Although he’s returned to solo status on his current release, Face the Truth, Malkmus nonetheless has enlisted the Jicks to tour behind the album. Why? Because, apparently, rust never sleeps.
Jicks or no Jicks, solo artist or bandleader, one thing is obvious—Malkmus is no longer just “the dude from Pavement.” In front of a sold-out audience on a Sunday night in Philadelphia, he and the Jicks hammer their way through the majority of Face the Truth, touch on a few Pig Lib holdovers, and round out the show with a couple would-be B-Sides. Fittingly, midway though the set when someone throws something onstage, a bemused Malkmus identifies the object as a “carrot rope,” noting that it’s also the name of a Pavement tune—“It was the last song on the last record,” he says, cracking a smile. But when someone yells, “Play it!” the Jicks instead launch into a new tune (“Baby C’mon”). No one seems to mind.
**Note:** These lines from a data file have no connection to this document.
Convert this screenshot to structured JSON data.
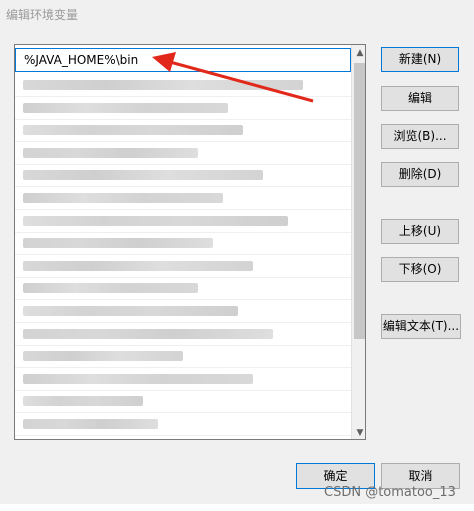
{
  "dialog": {
    "title": "编辑环境变量"
  },
  "list": {
    "selected": "%JAVA_HOME%\\bin",
    "rows": [
      {
        "label": ""
      },
      {
        "label": ""
      },
      {
        "label": ""
      },
      {
        "label": ""
      },
      {
        "label": ""
      },
      {
        "label": ""
      },
      {
        "label": ""
      },
      {
        "label": ""
      },
      {
        "label": ""
      },
      {
        "label": ""
      },
      {
        "label": ""
      },
      {
        "label": ""
      },
      {
        "label": ""
      },
      {
        "label": ""
      },
      {
        "label": ""
      },
      {
        "label": ""
      }
    ]
  },
  "buttons": {
    "new": "新建(N)",
    "edit": "编辑",
    "browse": "浏览(B)...",
    "delete": "删除(D)",
    "move_up": "上移(U)",
    "move_down": "下移(O)",
    "edit_text": "编辑文本(T)..."
  },
  "footer": {
    "ok": "确定",
    "cancel": "取消"
  },
  "watermark": "CSDN @tomatoo_13",
  "colors": {
    "arrow": "#e2281b",
    "selection": "#0078d7"
  }
}
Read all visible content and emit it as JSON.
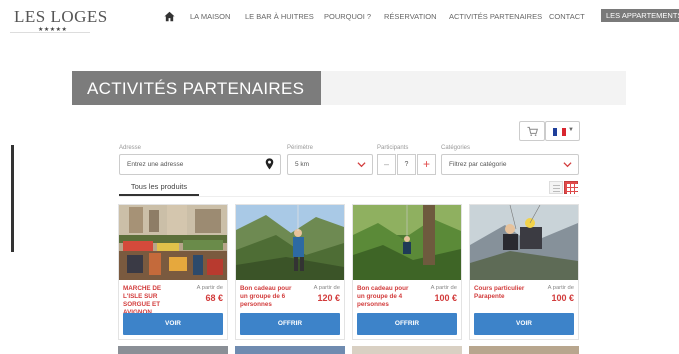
{
  "header": {
    "logo_text": "LES LOGES",
    "logo_stars": "★★★★★",
    "nav": [
      "LA MAISON",
      "LE BAR À HUITRES",
      "POURQUOI ?",
      "RÉSERVATION",
      "ACTIVITÉS PARTENAIRES",
      "CONTACT",
      "LES APPARTEMENTS"
    ]
  },
  "page": {
    "title": "ACTIVITÉS PARTENAIRES"
  },
  "filters": {
    "address_label": "Adresse",
    "address_placeholder": "Entrez une adresse",
    "perimeter_label": "Périmètre",
    "perimeter_value": "5 km",
    "participants_label": "Participants",
    "participants_value": "?",
    "minus": "–",
    "plus": "+",
    "category_label": "Catégories",
    "category_value": "Filtrez par catégorie"
  },
  "tabs": {
    "all_products": "Tous les produits"
  },
  "colors": {
    "accent_red": "#d23c3c",
    "button_blue": "#3d83c9",
    "title_grey": "#7c7c7c"
  },
  "products": [
    {
      "title": "MARCHE DE L'ISLE SUR SORGUE ET AVIGNON",
      "from": "A partir de",
      "price": "68 €",
      "button": "VOIR"
    },
    {
      "title": "Bon cadeau pour un groupe de 6 personnes",
      "from": "A partir de",
      "price": "120 €",
      "button": "OFFRIR"
    },
    {
      "title": "Bon cadeau pour un groupe de 4 personnes",
      "from": "A partir de",
      "price": "100 €",
      "button": "OFFRIR"
    },
    {
      "title": "Cours particulier Parapente",
      "from": "A partir de",
      "price": "100 €",
      "button": "VOIR"
    }
  ]
}
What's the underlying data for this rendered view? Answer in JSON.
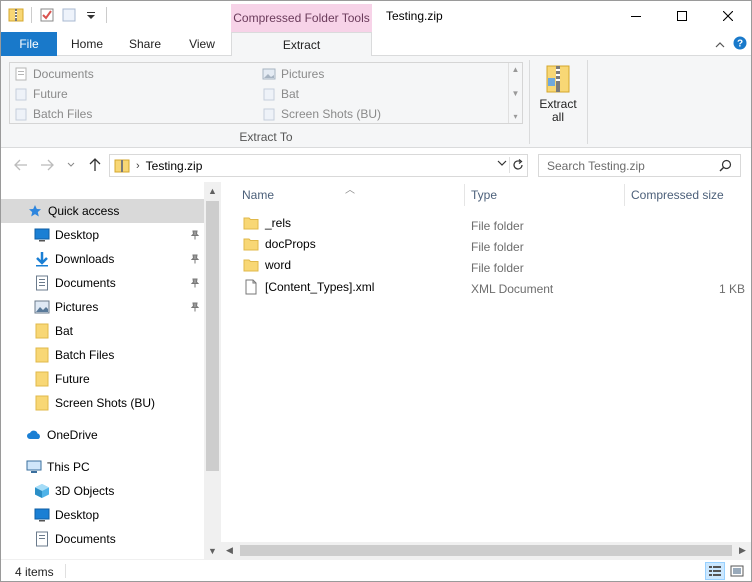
{
  "window": {
    "title": "Testing.zip",
    "context_tab_group": "Compressed Folder Tools"
  },
  "tabs": {
    "file": "File",
    "home": "Home",
    "share": "Share",
    "view": "View",
    "extract": "Extract"
  },
  "ribbon": {
    "destinations": [
      {
        "label": "Documents",
        "icon": "documents-icon"
      },
      {
        "label": "Pictures",
        "icon": "pictures-icon"
      },
      {
        "label": "Future",
        "icon": "folder-icon"
      },
      {
        "label": "Bat",
        "icon": "folder-icon"
      },
      {
        "label": "Batch Files",
        "icon": "folder-icon"
      },
      {
        "label": "Screen Shots (BU)",
        "icon": "folder-icon"
      }
    ],
    "group_label": "Extract To",
    "extract_all_line1": "Extract",
    "extract_all_line2": "all"
  },
  "address": {
    "crumb": "Testing.zip",
    "search_placeholder": "Search Testing.zip"
  },
  "nav": {
    "quick_access": "Quick access",
    "items": [
      {
        "label": "Desktop",
        "pinned": true
      },
      {
        "label": "Downloads",
        "pinned": true
      },
      {
        "label": "Documents",
        "pinned": true
      },
      {
        "label": "Pictures",
        "pinned": true
      },
      {
        "label": "Bat",
        "pinned": false
      },
      {
        "label": "Batch Files",
        "pinned": false
      },
      {
        "label": "Future",
        "pinned": false
      },
      {
        "label": "Screen Shots (BU)",
        "pinned": false
      }
    ],
    "onedrive": "OneDrive",
    "this_pc": "This PC",
    "pc_items": [
      {
        "label": "3D Objects"
      },
      {
        "label": "Desktop"
      },
      {
        "label": "Documents"
      }
    ]
  },
  "columns": {
    "name": "Name",
    "type": "Type",
    "size": "Compressed size"
  },
  "files": [
    {
      "name": "_rels",
      "type": "File folder",
      "size": "",
      "kind": "folder"
    },
    {
      "name": "docProps",
      "type": "File folder",
      "size": "",
      "kind": "folder"
    },
    {
      "name": "word",
      "type": "File folder",
      "size": "",
      "kind": "folder"
    },
    {
      "name": "[Content_Types].xml",
      "type": "XML Document",
      "size": "1 KB",
      "kind": "file"
    }
  ],
  "status": {
    "count": "4 items"
  },
  "colors": {
    "file_tab": "#1979ca",
    "context_tab": "#f7d3e8",
    "folder": "#f8d775",
    "selected": "#d9d9d9"
  }
}
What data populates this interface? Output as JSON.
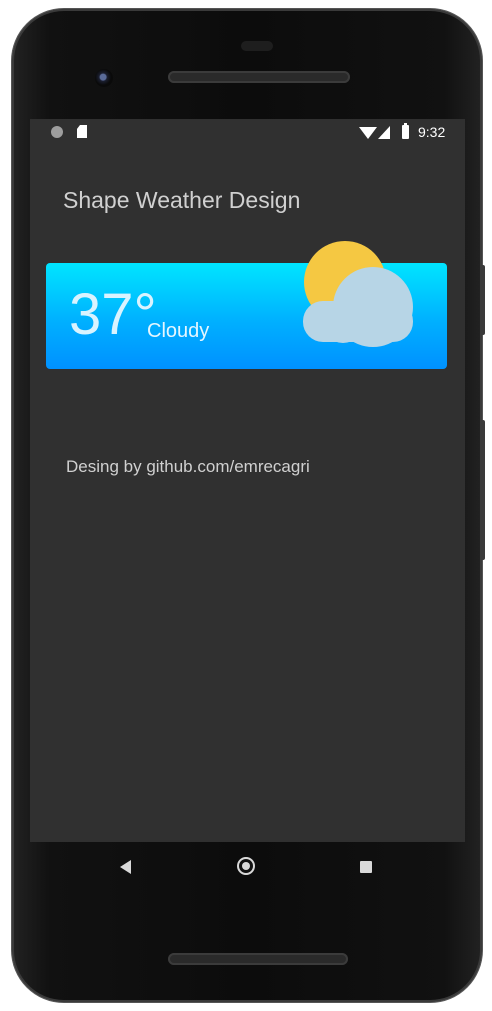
{
  "status_bar": {
    "time": "9:32"
  },
  "app": {
    "title": "Shape Weather Design"
  },
  "weather": {
    "temperature": "37°",
    "condition": "Cloudy",
    "icon": "sun-behind-cloud-icon"
  },
  "footer": {
    "credit": "Desing by github.com/emrecagri"
  },
  "nav": {
    "back_icon": "back-triangle-icon",
    "home_icon": "home-circle-icon",
    "recents_icon": "recents-square-icon"
  },
  "colors": {
    "screen_bg": "#303030",
    "card_gradient_top": "#00e5ff",
    "card_gradient_bottom": "#0091ff",
    "sun": "#f5c842",
    "cloud": "#b7d5e6"
  }
}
Now in his 30s and a new father, Malkmus still performs with the carefree air of an after-school buddy, goofing around on instruments in the basement. The few short jams at the show (“It Kills,” “No More Shoes,” “Animal Midnight”) were rarely transcendent but always reassuring in their casualness, and the band didn’t properly “finish” songs so much as wrap them up and move on. It was informal, relaxed and comfortable—words not usually reserved for a rock show. At ease, boys, at ease! It’s true certain songs (“Water and a Seat,” “Wild Ass Jeans”) approached brinks where they came dangerously close to collapse, but the thrill of survival—of disaster narrowly averted—was worth it every time. And yet other songs, like “Pencil Rot” and “I’ve Hardly Been” were performed with the sort of guttural immediacy they require, without sacrificing any of their finer subtleties. None of this was lost on the crowd and all of it is a compliment to both Stephen Malkmus and his band of merry Jicks.
They may not know how to put on a “How’s everybody doing tonight?” cliché rock show, but they sure know how to rock out.